In Francia è divenuta ufficialmente legale la vendita di fiori e foglie di canapa contenenti cannabidiolo (CBD), il principio attivo della cannabis privo di effetti psicoattivi, a differenza del più noto tetraidrocannabinolo (THC). La sentenza rappresenta un passo avanti verso una tolleranza maggiore in un Paese storicamente caratterizzato da atteggiamenti perlopiù proibizionisti: la decisione del Consiglio di Stato dello scorso 29 dicembre revoca in maniera definitiva il precedente divieto introdotto dal Governo transalpino alla fine del 2021. I negozi potranno quindi riprendere a vendere in modo legale la cosiddetta cannabis light, ovvero infiorescenze di cannabis a basso contenuto di THC, quindi privi di effetti psicoattivi, ma molto apprezzate dai consumatori per le qualità rilassanti contenute nonché come sostituto del tabacco.
Per legalizzare il principio attivo ormai dimostrato essere non stupefacente, anzi ci sono diversi studi pronti a elencarne i benefici e i differenti utili usi, ci è voluto del tempo; dal citato divieto si potevano acquistare senza conseguenze legali i soli prodotti trattati e trasformati: al 30 dicembre 2021 in Francia era possibile la vendita di prodotti a base di cannabis con un contenuto di THC inferiore o uguale allo 0,3%, ma era vietato venderne le foglie e le infiorescenza da cui si ricava appunto la cannabis light da fumare.
La recente sentenza francese è importante per un settore ormai da anni in crescita e che potrà velocemente svilupparsi.

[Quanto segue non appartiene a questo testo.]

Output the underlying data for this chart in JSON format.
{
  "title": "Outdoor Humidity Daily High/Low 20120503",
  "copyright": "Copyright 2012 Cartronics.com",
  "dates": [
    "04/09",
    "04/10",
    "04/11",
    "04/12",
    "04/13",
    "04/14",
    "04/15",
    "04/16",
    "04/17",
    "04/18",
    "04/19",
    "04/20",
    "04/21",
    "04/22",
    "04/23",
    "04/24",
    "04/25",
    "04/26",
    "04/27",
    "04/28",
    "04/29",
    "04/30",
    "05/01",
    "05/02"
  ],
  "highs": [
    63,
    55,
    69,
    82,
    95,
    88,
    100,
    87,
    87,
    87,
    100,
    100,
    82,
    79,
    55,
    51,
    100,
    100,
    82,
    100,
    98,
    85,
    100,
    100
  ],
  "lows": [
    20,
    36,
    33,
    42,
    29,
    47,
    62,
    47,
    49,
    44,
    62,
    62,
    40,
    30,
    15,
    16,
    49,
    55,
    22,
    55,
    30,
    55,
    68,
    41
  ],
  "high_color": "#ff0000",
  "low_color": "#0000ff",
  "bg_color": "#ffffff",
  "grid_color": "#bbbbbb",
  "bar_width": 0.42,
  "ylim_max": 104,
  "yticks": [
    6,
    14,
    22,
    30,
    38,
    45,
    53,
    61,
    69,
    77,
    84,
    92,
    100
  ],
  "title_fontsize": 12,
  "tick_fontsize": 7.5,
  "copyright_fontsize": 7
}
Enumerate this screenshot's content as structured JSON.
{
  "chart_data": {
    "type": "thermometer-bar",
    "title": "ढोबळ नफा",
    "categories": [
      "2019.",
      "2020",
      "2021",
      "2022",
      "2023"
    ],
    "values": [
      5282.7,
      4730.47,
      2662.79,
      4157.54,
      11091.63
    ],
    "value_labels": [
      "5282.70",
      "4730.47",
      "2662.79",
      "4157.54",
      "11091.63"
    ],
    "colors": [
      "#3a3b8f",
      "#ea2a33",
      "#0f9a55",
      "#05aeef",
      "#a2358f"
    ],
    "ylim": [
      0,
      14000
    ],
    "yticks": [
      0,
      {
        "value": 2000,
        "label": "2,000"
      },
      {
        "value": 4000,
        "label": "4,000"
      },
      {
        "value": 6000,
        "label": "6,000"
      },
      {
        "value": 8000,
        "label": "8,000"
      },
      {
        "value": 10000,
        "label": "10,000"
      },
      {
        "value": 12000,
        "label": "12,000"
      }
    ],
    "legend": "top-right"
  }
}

Stando ai dati del Sindacato Professionale della Canapa (SPC) alla fine del 2022 in Francia sono stati contati circa 2.000 negozi di CBD e il volume d’affari del mercato equivale a circa 2 miliardi di euro. La manovra permetterà anche di produrre CBD “made in France” perché la nuova autorizzazione si estende a tutte le parti della pianta della canapa, al contrario dei dettami precedenti contenuti in un testo tra l’altro del 1990, secondo il quale la coltivazione della canapa era limitata alle sole fibre e ai semi. Non solo si svilupperà un settore di produzione agricola francese di CBD, ma seguiranno benefici ambientali: un ettaro di coltura di canapa è in grado di immagazzinare la stessa quantità di CO2 di un ettaro di foresta. Altro lato positivo che si apprende da alcuni studi effettuati in Svizzera – da dove il mercato della cannabis light è partito ormai diversi anni fa – e che potrebbe da ora giovare anche alla Francia è che la cannabis light legalizzata porterebbe a una diminuzione dello spaccio e anche a una riduzione dell’uso di farmaci.
Con una storia proibizionista simile all’Italia la Francia ha, per quanto lentamente, dato inizio a una nuova era per favorire un mercato in crescita, mentre nel nostro Paese non sembra intraprendere strade simili, per quanto ci siano stati tentativi nel corso del tempo. Eppure la Francia ha ricevuto una spinta significativa grazie a una sentenza della Corte di giustizia dell’Unione europea (CGUE) del novembre 2020, dalla quale si apprende che nessuno Stato membro possa “Vietare la commercializzazione del cannabidiolo (CBD) legalmente prodotto in un altro Stato membro, qualora sia estratto dalla pianta di Cannabis sativa nella sua interezza e non soltanto dalle sue fibre e dai suoi semi”.
In Italia però, specialmente dalla formazione del nuovo governo, pare si voglia vietare – anche – la cannabis light. Il 13 ottobre 2022 è stato ripresentato a firma di alcuni deputati di Fratelli d’Italia una proposta di legge che mira anzi ad azzoppare il mercato italiano del settore, prevedendo di vietare “la vendita e l’utilizzo delle infiorescenze di canapa per uso umano”. Inoltre Luca Marola, il fondatore di una del principali aziende produttrici di cannabis light italiane, è sotto processo.